Tapi, walapun kondisi universita kita carut-marut, harus diakui bahwa untuk pengembangan ilmu pengetahuan, tempat terbaik masih universitas. Dengan sumberdaya yang luar biasa besar, maka sebuah pembalikkan radikal dari orientasi universitas harus dilakukan. Universitas harus menjauhkan dirinya dari keinginan menjadi organisasi berorientasi profit. Universitas harus kembali menjadi lembaga untuk mendidik dan mencerdaskan rakyat. Untuk itu, ia harus dibiayai oleh negara, harus diberikan otonomi dalam hal keilmuan (bukan otonomi dalam soal mencari dan mengelola keuangan), harus memiliki standar akademik yang diakui oleh komunitas akademis sendiri, dsb., dst.

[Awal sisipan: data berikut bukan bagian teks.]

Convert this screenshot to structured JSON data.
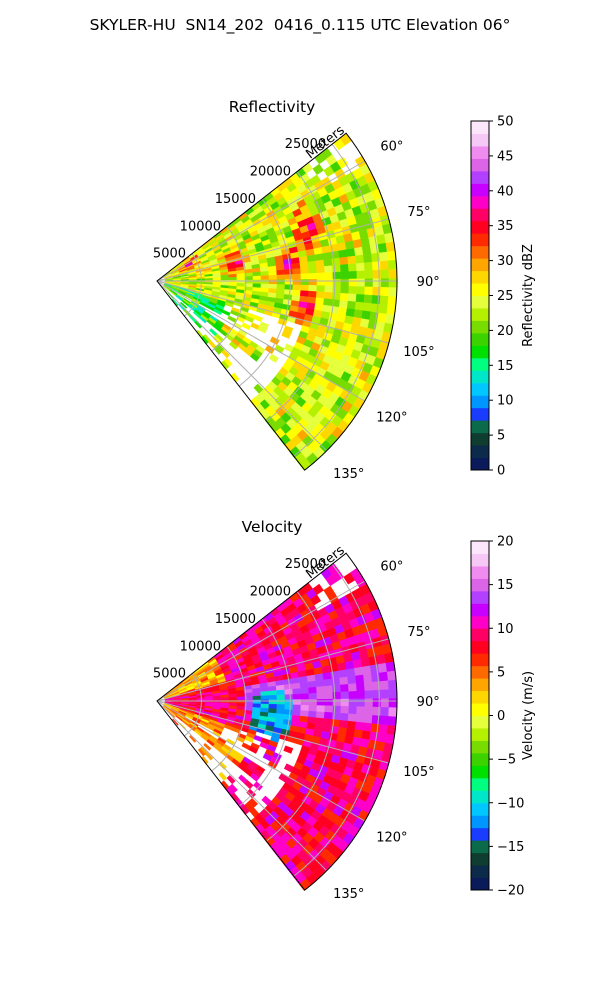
{
  "title": "SKYLER-HU  SN14_202  0416_0.115 UTC Elevation 06°",
  "chart_data": [
    {
      "type": "heatmap",
      "subtype": "polar-sector",
      "title": "Reflectivity",
      "range_axis_label": "Meters",
      "range_ticks": [
        "5000",
        "10000",
        "15000",
        "20000",
        "25000"
      ],
      "range_tick_values": [
        5000,
        10000,
        15000,
        20000,
        25000
      ],
      "range_max": 27000,
      "azimuth_ticks": [
        "60°",
        "75°",
        "90°",
        "105°",
        "120°",
        "135°"
      ],
      "azimuth_tick_values": [
        60,
        75,
        90,
        105,
        120,
        135
      ],
      "azimuth_range": [
        52,
        142
      ],
      "grid": true,
      "colorbar": {
        "label": "Reflectivity dBZ",
        "range": [
          0,
          50
        ],
        "ticks": [
          "0",
          "5",
          "10",
          "15",
          "20",
          "25",
          "30",
          "35",
          "40",
          "45",
          "50"
        ],
        "tick_values": [
          0,
          5,
          10,
          15,
          20,
          25,
          30,
          35,
          40,
          45,
          50
        ],
        "colors": [
          "#0a1a5a",
          "#0c2a4a",
          "#0f3d2f",
          "#0a6a4a",
          "#1a3cff",
          "#0096ff",
          "#00c8ff",
          "#00e6c8",
          "#00ff80",
          "#00e000",
          "#3cd200",
          "#78dc00",
          "#b4f000",
          "#e6ff3c",
          "#ffff00",
          "#ffd700",
          "#ffa500",
          "#ff6a00",
          "#ff2a00",
          "#ff0020",
          "#ff0064",
          "#ff00c8",
          "#c800ff",
          "#b440ff",
          "#dc64e6",
          "#f08cf0",
          "#f5c8f5",
          "#fbe6fb"
        ]
      },
      "field": "reflectivity",
      "dominant_value_range": [
        18,
        30
      ]
    },
    {
      "type": "heatmap",
      "subtype": "polar-sector",
      "title": "Velocity",
      "range_axis_label": "Meters",
      "range_ticks": [
        "5000",
        "10000",
        "15000",
        "20000",
        "25000"
      ],
      "range_tick_values": [
        5000,
        10000,
        15000,
        20000,
        25000
      ],
      "range_max": 27000,
      "azimuth_ticks": [
        "60°",
        "75°",
        "90°",
        "105°",
        "120°",
        "135°"
      ],
      "azimuth_tick_values": [
        60,
        75,
        90,
        105,
        120,
        135
      ],
      "azimuth_range": [
        52,
        142
      ],
      "grid": true,
      "colorbar": {
        "label": "Velocity (m/s)",
        "range": [
          -20,
          20
        ],
        "ticks": [
          "−20",
          "−15",
          "−10",
          "−5",
          "0",
          "5",
          "10",
          "15",
          "20"
        ],
        "tick_values": [
          -20,
          -15,
          -10,
          -5,
          0,
          5,
          10,
          15,
          20
        ],
        "colors": [
          "#0a1a5a",
          "#0c2a4a",
          "#0f3d2f",
          "#0a6a4a",
          "#1a3cff",
          "#0096ff",
          "#00c8ff",
          "#00e6c8",
          "#00ff80",
          "#00e000",
          "#3cd200",
          "#78dc00",
          "#b4f000",
          "#e6ff3c",
          "#ffff00",
          "#ffd700",
          "#ffa500",
          "#ff6a00",
          "#ff2a00",
          "#ff0020",
          "#ff0064",
          "#ff00c8",
          "#c800ff",
          "#b440ff",
          "#dc64e6",
          "#f08cf0",
          "#f5c8f5",
          "#fbe6fb"
        ]
      },
      "field": "velocity",
      "dominant_value_range": [
        5,
        15
      ]
    }
  ]
}
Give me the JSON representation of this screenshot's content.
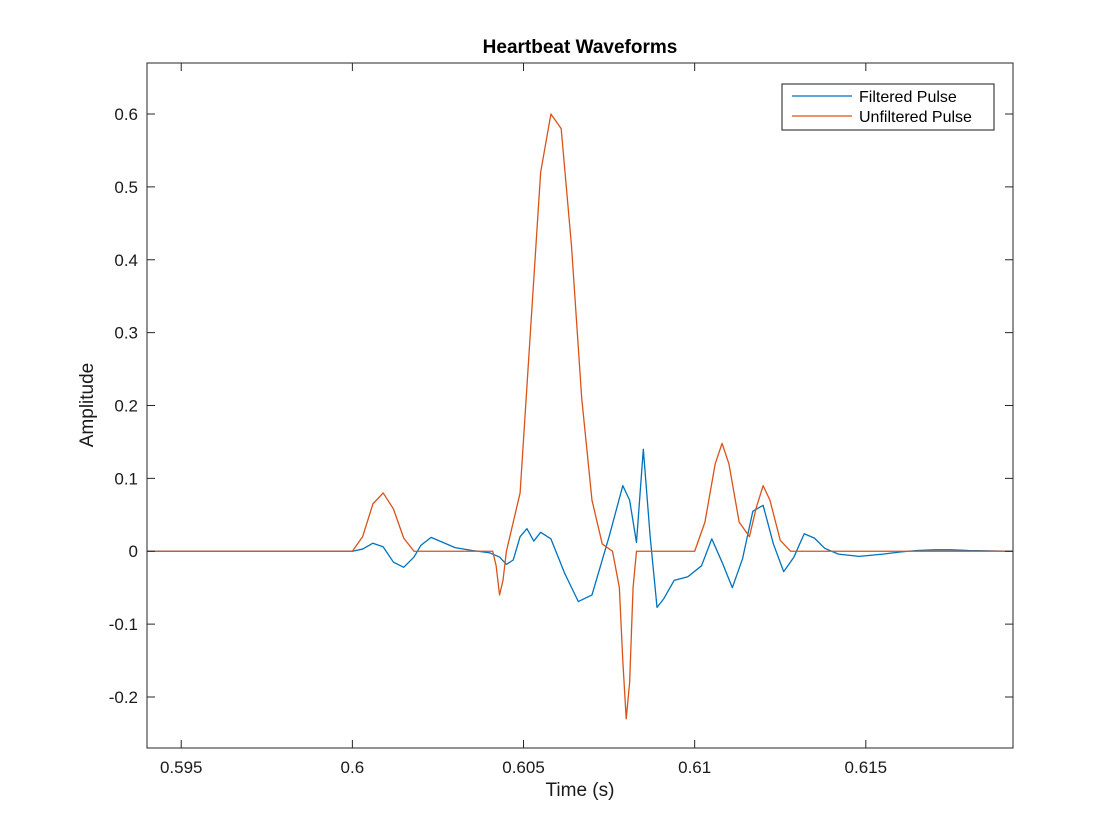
{
  "chart_data": {
    "type": "line",
    "title": "Heartbeat Waveforms",
    "xlabel": "Time (s)",
    "ylabel": "Amplitude",
    "xlim": [
      0.594,
      0.6193
    ],
    "ylim": [
      -0.27,
      0.67
    ],
    "xticks": [
      0.595,
      0.6,
      0.605,
      0.61,
      0.615
    ],
    "xtick_labels": [
      "0.595",
      "0.6",
      "0.605",
      "0.61",
      "0.615"
    ],
    "yticks": [
      -0.2,
      -0.1,
      0,
      0.1,
      0.2,
      0.3,
      0.4,
      0.5,
      0.6
    ],
    "ytick_labels": [
      "-0.2",
      "-0.1",
      "0",
      "0.1",
      "0.2",
      "0.3",
      "0.4",
      "0.5",
      "0.6"
    ],
    "grid": false,
    "legend_position": "top-right",
    "series": [
      {
        "name": "Filtered Pulse",
        "color": "#0072BD",
        "x": [
          0.594,
          0.6,
          0.6003,
          0.6006,
          0.6009,
          0.6012,
          0.6015,
          0.6018,
          0.602,
          0.6023,
          0.6026,
          0.603,
          0.6035,
          0.604,
          0.6043,
          0.6045,
          0.6047,
          0.6049,
          0.6051,
          0.6053,
          0.6055,
          0.6058,
          0.6062,
          0.6066,
          0.607,
          0.6075,
          0.6079,
          0.6081,
          0.6083,
          0.6085,
          0.6087,
          0.6089,
          0.6091,
          0.6094,
          0.6098,
          0.6102,
          0.6105,
          0.6108,
          0.6111,
          0.6114,
          0.6117,
          0.612,
          0.6123,
          0.6126,
          0.6129,
          0.6132,
          0.6135,
          0.6138,
          0.6142,
          0.6148,
          0.6155,
          0.616,
          0.6165,
          0.617,
          0.6175,
          0.618,
          0.6193
        ],
        "y": [
          0,
          0,
          0.003,
          0.011,
          0.006,
          -0.015,
          -0.022,
          -0.008,
          0.008,
          0.019,
          0.013,
          0.005,
          0.001,
          -0.002,
          -0.008,
          -0.018,
          -0.012,
          0.02,
          0.031,
          0.014,
          0.026,
          0.017,
          -0.03,
          -0.069,
          -0.06,
          0.02,
          0.09,
          0.07,
          0.012,
          0.14,
          0.02,
          -0.077,
          -0.065,
          -0.04,
          -0.035,
          -0.02,
          0.017,
          -0.015,
          -0.05,
          -0.01,
          0.055,
          0.063,
          0.01,
          -0.028,
          -0.008,
          0.024,
          0.018,
          0.004,
          -0.004,
          -0.007,
          -0.004,
          -0.001,
          0.001,
          0.002,
          0.002,
          0.001,
          0
        ]
      },
      {
        "name": "Unfiltered Pulse",
        "color": "#D95319",
        "x": [
          0.594,
          0.6,
          0.6003,
          0.6006,
          0.6009,
          0.6012,
          0.6015,
          0.6018,
          0.6041,
          0.6042,
          0.6043,
          0.6044,
          0.6045,
          0.6049,
          0.6052,
          0.6055,
          0.6058,
          0.6061,
          0.6064,
          0.6067,
          0.607,
          0.6073,
          0.6076,
          0.6078,
          0.6079,
          0.608,
          0.6081,
          0.6082,
          0.6083,
          0.61,
          0.6103,
          0.6106,
          0.6108,
          0.611,
          0.6113,
          0.6116,
          0.6118,
          0.612,
          0.6122,
          0.6125,
          0.6128,
          0.6193
        ],
        "y": [
          0,
          0,
          0.02,
          0.065,
          0.08,
          0.058,
          0.018,
          0,
          0,
          -0.02,
          -0.06,
          -0.04,
          0,
          0.08,
          0.3,
          0.52,
          0.6,
          0.58,
          0.42,
          0.21,
          0.07,
          0.01,
          0,
          -0.05,
          -0.15,
          -0.23,
          -0.18,
          -0.05,
          0,
          0,
          0.04,
          0.12,
          0.148,
          0.12,
          0.04,
          0.02,
          0.06,
          0.09,
          0.07,
          0.015,
          0,
          0
        ]
      }
    ]
  }
}
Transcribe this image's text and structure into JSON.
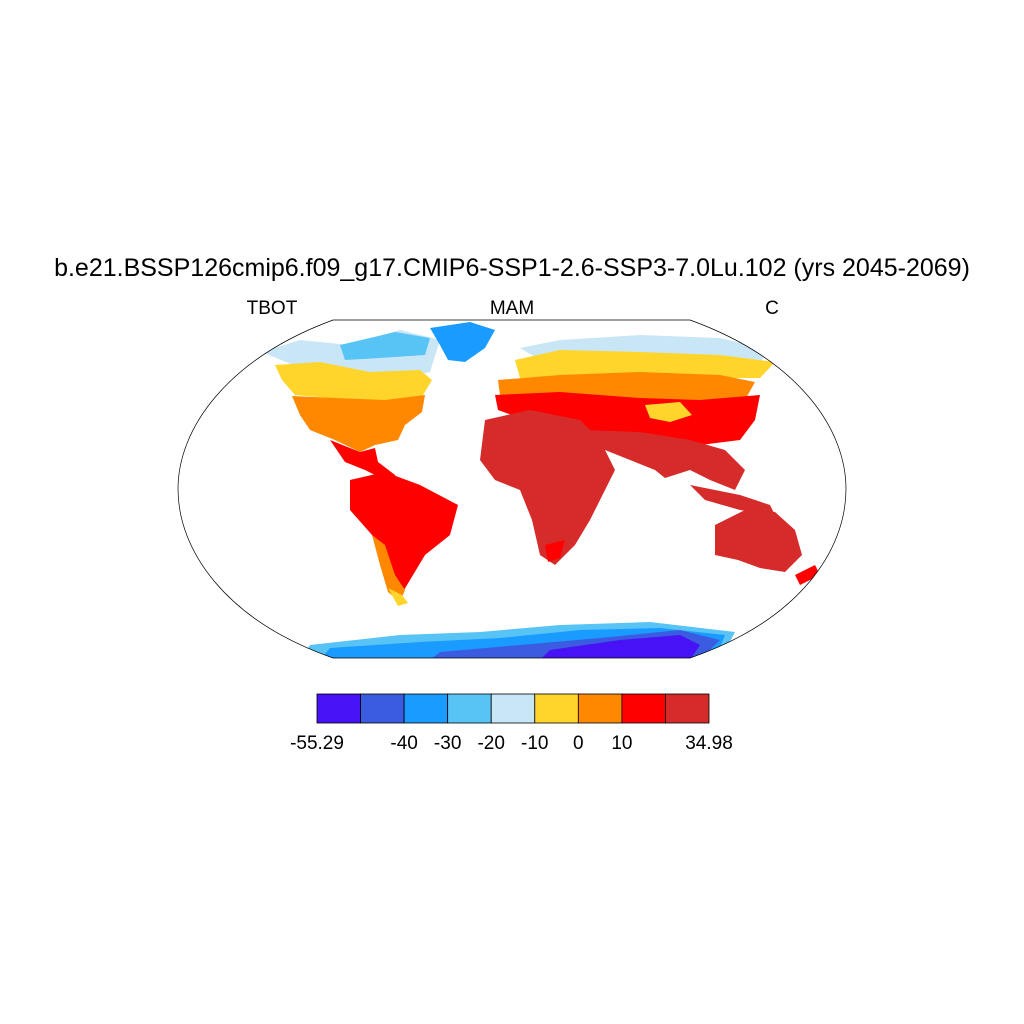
{
  "title": "b.e21.BSSP126cmip6.f09_g17.CMIP6-SSP1-2.6-SSP3-7.0Lu.102 (yrs 2045-2069)",
  "left_label": "TBOT",
  "center_label": "MAM",
  "right_label": "C",
  "colorbar": {
    "colors": [
      "#4712f5",
      "#3b5ce0",
      "#1a9bff",
      "#58c4f5",
      "#c9e6f7",
      "#ffd52b",
      "#ff8800",
      "#ff0000",
      "#d62b2b"
    ],
    "edges": [
      -55.29,
      null,
      -40,
      -30,
      -20,
      -10,
      0,
      10,
      null,
      34.98
    ]
  }
}
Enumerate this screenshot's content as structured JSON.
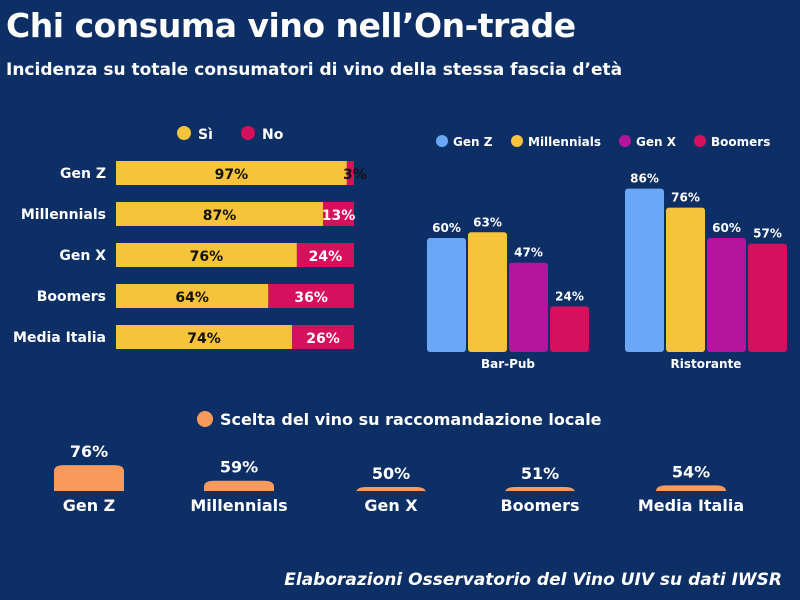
{
  "title": "Chi consuma vino nell’On-trade",
  "subtitle": "Incidenza su totale consumatori di vino della stessa fascia d’età",
  "footer": "Elaborazioni Osservatorio del Vino UIV su dati IWSR",
  "colors": {
    "background": "#0d2f66",
    "yes": "#f5c43c",
    "no": "#d5115e",
    "gen_z": "#6aa8f7",
    "millennials": "#f5c43c",
    "gen_x": "#b5159e",
    "boomers": "#d5115e",
    "local": "#f79a5c"
  },
  "chart_data": [
    {
      "type": "bar",
      "orientation": "horizontal",
      "stacked": true,
      "categories": [
        "Gen Z",
        "Millennials",
        "Gen X",
        "Boomers",
        "Media Italia"
      ],
      "series": [
        {
          "name": "Sì",
          "values": [
            97,
            87,
            76,
            64,
            74
          ],
          "labels": [
            "97%",
            "87%",
            "76%",
            "64%",
            "74%"
          ]
        },
        {
          "name": "No",
          "values": [
            3,
            13,
            24,
            36,
            26
          ],
          "labels": [
            "3%",
            "13%",
            "24%",
            "36%",
            "26%"
          ]
        }
      ],
      "xlim": [
        0,
        100
      ],
      "legend": "top"
    },
    {
      "type": "bar",
      "orientation": "vertical",
      "categories": [
        "Bar-Pub",
        "Ristorante"
      ],
      "series": [
        {
          "name": "Gen Z",
          "values": [
            60,
            86
          ],
          "labels": [
            "60%",
            "86%"
          ]
        },
        {
          "name": "Millennials",
          "values": [
            63,
            76
          ],
          "labels": [
            "63%",
            "76%"
          ]
        },
        {
          "name": "Gen X",
          "values": [
            47,
            60
          ],
          "labels": [
            "47%",
            "60%"
          ]
        },
        {
          "name": "Boomers",
          "values": [
            24,
            57
          ],
          "labels": [
            "24%",
            "57%"
          ]
        }
      ],
      "ylim": [
        0,
        100
      ],
      "legend": "top"
    },
    {
      "type": "bar",
      "orientation": "vertical",
      "categories": [
        "Gen Z",
        "Millennials",
        "Gen X",
        "Boomers",
        "Media Italia"
      ],
      "series": [
        {
          "name": "Scelta del vino su raccomandazione locale",
          "values": [
            76,
            59,
            50,
            51,
            54
          ],
          "labels": [
            "76%",
            "59%",
            "50%",
            "51%",
            "54%"
          ]
        }
      ],
      "legend": "top"
    }
  ]
}
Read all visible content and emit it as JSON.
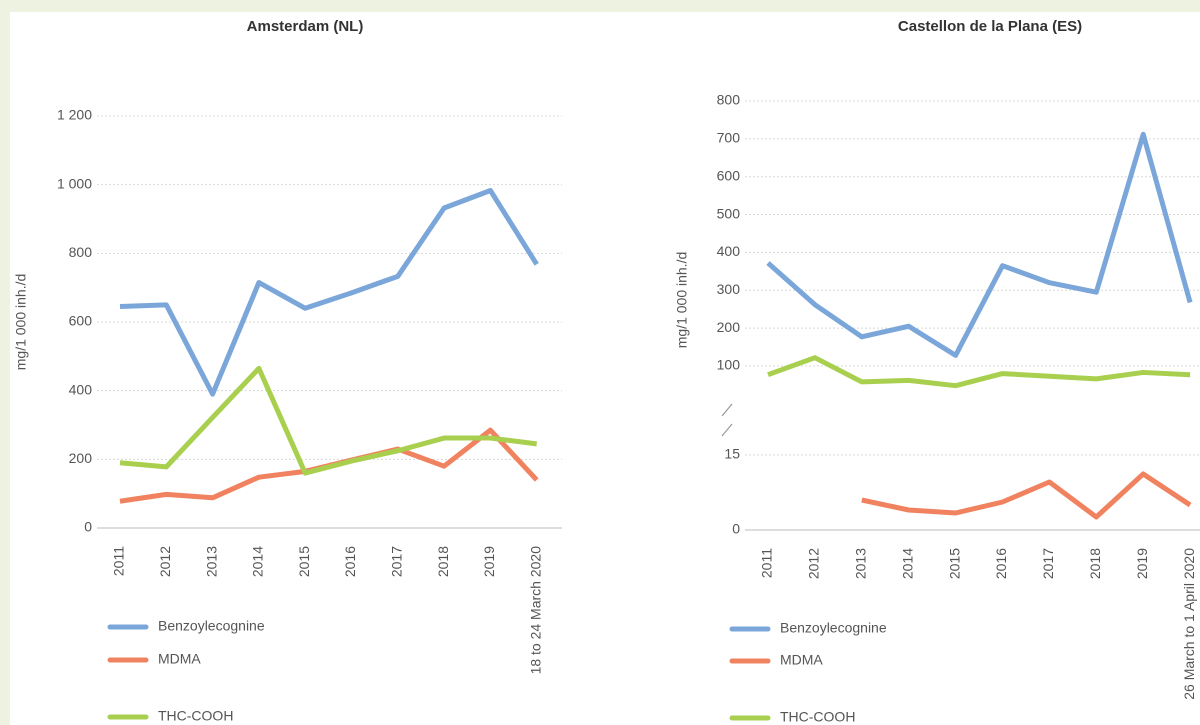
{
  "chart_data": [
    {
      "type": "line",
      "title": "Amsterdam (NL)",
      "y_label": "mg/1 000 inh./d",
      "categories": [
        "2011",
        "2012",
        "2013",
        "2014",
        "2015",
        "2016",
        "2017",
        "2018",
        "2019",
        "18 to 24 March 2020"
      ],
      "series": [
        {
          "name": "Benzoylecognine",
          "color": "#7ba6da",
          "values": [
            645,
            650,
            390,
            715,
            640,
            685,
            733,
            932,
            983,
            768
          ]
        },
        {
          "name": "MDMA",
          "color": "#f0825f",
          "values": [
            78,
            98,
            88,
            148,
            165,
            198,
            230,
            180,
            285,
            140
          ]
        },
        {
          "name": "THC-COOH",
          "color": "#a9cf4e",
          "values": [
            190,
            178,
            322,
            465,
            160,
            195,
            225,
            262,
            262,
            245
          ]
        }
      ],
      "ylim": [
        0,
        1200
      ],
      "yticks": [
        0,
        200,
        400,
        600,
        800,
        {
          "value": 1000,
          "label": "1 000"
        },
        {
          "value": 1200,
          "label": "1 200"
        }
      ],
      "grid": true
    },
    {
      "type": "line",
      "title": "Castellon de la Plana (ES)",
      "y_label": "mg/1 000 inh./d",
      "categories": [
        "2011",
        "2012",
        "2013",
        "2014",
        "2015",
        "2016",
        "2017",
        "2018",
        "2019",
        "26 March to 1 April 2020"
      ],
      "series": [
        {
          "name": "Benzoylecognine",
          "color": "#7ba6da",
          "values": [
            372,
            262,
            177,
            205,
            128,
            365,
            320,
            295,
            712,
            268
          ]
        },
        {
          "name": "MDMA",
          "color": "#f0825f",
          "axis": "y2",
          "values": [
            null,
            null,
            6,
            4,
            3.4,
            5.6,
            9.6,
            2.6,
            11.2,
            5
          ]
        },
        {
          "name": "THC-COOH",
          "color": "#a9cf4e",
          "values": [
            77,
            122,
            58,
            62,
            48,
            80,
            73,
            66,
            83,
            77
          ]
        }
      ],
      "ylim": [
        25,
        820
      ],
      "yticks": [
        100,
        200,
        300,
        400,
        500,
        600,
        700,
        800
      ],
      "y2lim": [
        0,
        18
      ],
      "y2ticks": [
        0,
        15
      ],
      "axis_break": true,
      "grid": true
    }
  ]
}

Left Book Review (LBR) edisi ini, didedikasikan untuk mendorong perubahan radikal orientasi universitas di Indonesia. Dalam edisi ini, LBR menurunkan review Coen Husain Pontoh terhadap tiga buku yang membahas tentang sistem kesehatan Kuba. Universitas di Indonesia, patut bercermin pada kasus Kuba ini, bahwa bagaimana sebuah lembaga pendidikan yang tidak berorientasi profit seperti sekolah kedokteran Kuba, bisa mencetak tenaga-tenaga medis dari semua tingkatan yang berkualitas tinggi. Review buku lainnya ditulis oleh Fildzah Izzati, yang mengulas buku karya Purnawan Basundoro, tentang pertarungan memperebutkan ruang kota. Review Fildzah ini sangat relevan bagi mereka yang tertarik dengan studi perkotaan, khususnya dari tilik pandang ekonomi-politik. Seperti biasanya, LBR juga memuat wawancara dengan DR. Dede Oetomo, seorang intelektual-aktivis yang sangat gigih memperjuangkan hak-hak kaum minoritas seksual, khususnya kelompok LGBTIQ. Terakhir, adalah sebuah pembacaan ulang M. Zaki Hussein atas karya klasik Friedrich Engels, Socialism: Utopian and Scientific. Melalui pembacaan ini, Zaki mengantarkan kita pada pemahaman tentang Sosialisme Ilmiah yang dimaksud oleh para pendirinya: Karl Marx dan Friedrich Engels.
Pada akhirnya, kami mengucapkan selamat membaca.